B.C.’s Ministry of Highways says it will recommend an alternative route should there be a disruption of traffic

B.C.’s Ministry of Highways says it will recommend an alternative route should there be a disruption of traffic on Highway 1A between the Trans Canada Highway and Crofton through the Halalt First Nation Reserve.

The Halalt announced in a letter dated April 5 that they intend to start charging tolls on commercial traffic passing through their territory, after having passed a bylaw March 7 for the regulation of traffic through the reserve.

As of Monday, May 4 no tolls were in effect and no disruption to traffic had taken place. Nor has notification been received by North Cowichan or the province as to when tolls might be charged for commercial vehicles passing through the reserve.

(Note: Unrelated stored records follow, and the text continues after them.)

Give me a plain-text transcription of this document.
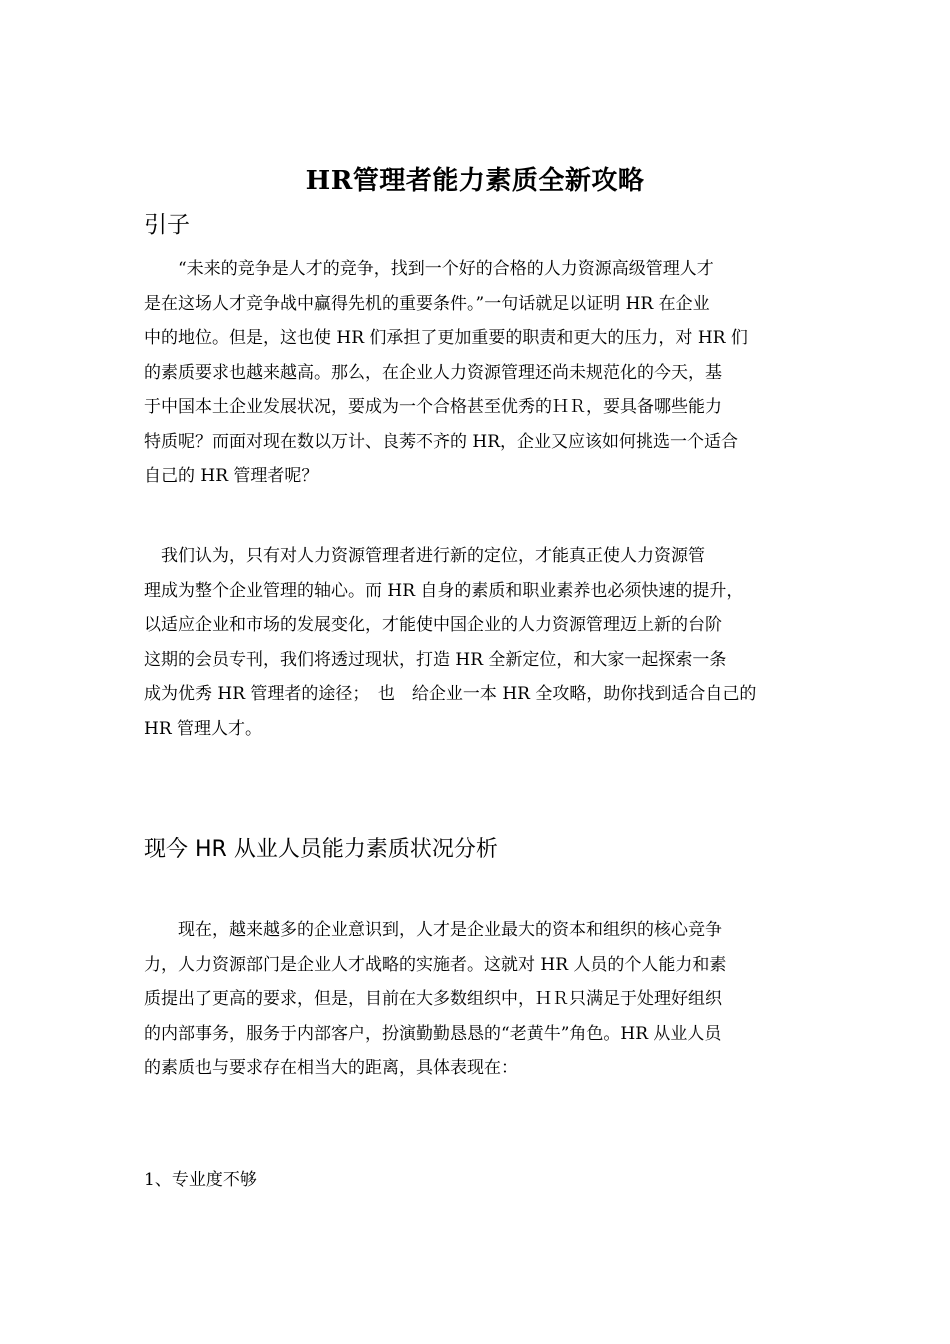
HR管理者能力素质全新攻略
引子
　　“未来的竞争是人才的竞争，找到一个好的合格的人力资源高级管理人才
是在这场人才竞争战中赢得先机的重要条件。”一句话就足以证明 HR 在企业
中的地位。但是，这也使 HR 们承担了更加重要的职责和更大的压力，对 HR 们
的素质要求也越来越高。那么，在企业人力资源管理还尚未规范化的今天，基
于中国本土企业发展状况，要成为一个合格甚至优秀的ＨＲ，要具备哪些能力
特质呢？而面对现在数以万计、良莠不齐的 HR，企业又应该如何挑选一个适合
自己的 HR 管理者呢？
　我们认为，只有对人力资源管理者进行新的定位，才能真正使人力资源管
理成为整个企业管理的轴心。而 HR 自身的素质和职业素养也必须快速的提升，
以适应企业和市场的发展变化，才能使中国企业的人力资源管理迈上新的台阶
这期的会员专刊，我们将透过现状，打造 HR 全新定位，和大家一起探索一条
成为优秀 HR 管理者的途径；　也　给企业一本 HR 全攻略，助你找到适合自己的
HR 管理人才。
现今 HR 从业人员能力素质状况分析
　　现在，越来越多的企业意识到，人才是企业最大的资本和组织的核心竞争
力，人力资源部门是企业人才战略的实施者。这就对 HR 人员的个人能力和素
质提出了更高的要求，但是，目前在大多数组织中，ＨＲ只满足于处理好组织
的内部事务，服务于内部客户，扮演勤勤恳恳的“老黄牛”角色。HR 从业人员
的素质也与要求存在相当大的距离，具体表现在：
1、专业度不够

Requests for clarification from the Halalt First Nation have not been answered.

In a letter from Halalt Chief James Thomas and supporting documentation the Halalt say residential traffic is welcomed through their village, but that commercial traffic will be charged either $150 ‘per commercial transportation vehicle’ or a rate ‘agreed upon application to the Chief and Council, payable on a monthly basis.’

The decision to regulate traffic and charge tolls is in response to “a long standing trespass that has gone unaddressed by the Ministry of Transportation,” says the letter from Chief Thomas.

There are reports that some commercial vehicles began avoiding the Westholme Road section of Route 1A where it passes through the Halalt First Nations territory over concerns the toll might be charged.

The only feasible routes to Crofton from Highway 1 other than Route 1A would be: along Herd Road, then York Ave. through Crofton; or down Henry Road, skirting the town of Chemainus, then along Chemainus Road to Crofton Road.

North Cowichan’s Director of Engineering and Operations David Conway said those routes are up to arterial standards and that additional heavy commercial traffic would not cause deterioration of the roadways.


People would have to be notified of the changed traffic pattern. “Obviously, from a traffic point of view, it’s a significant increase through neighbourhoods that are not used to it,” Conway said.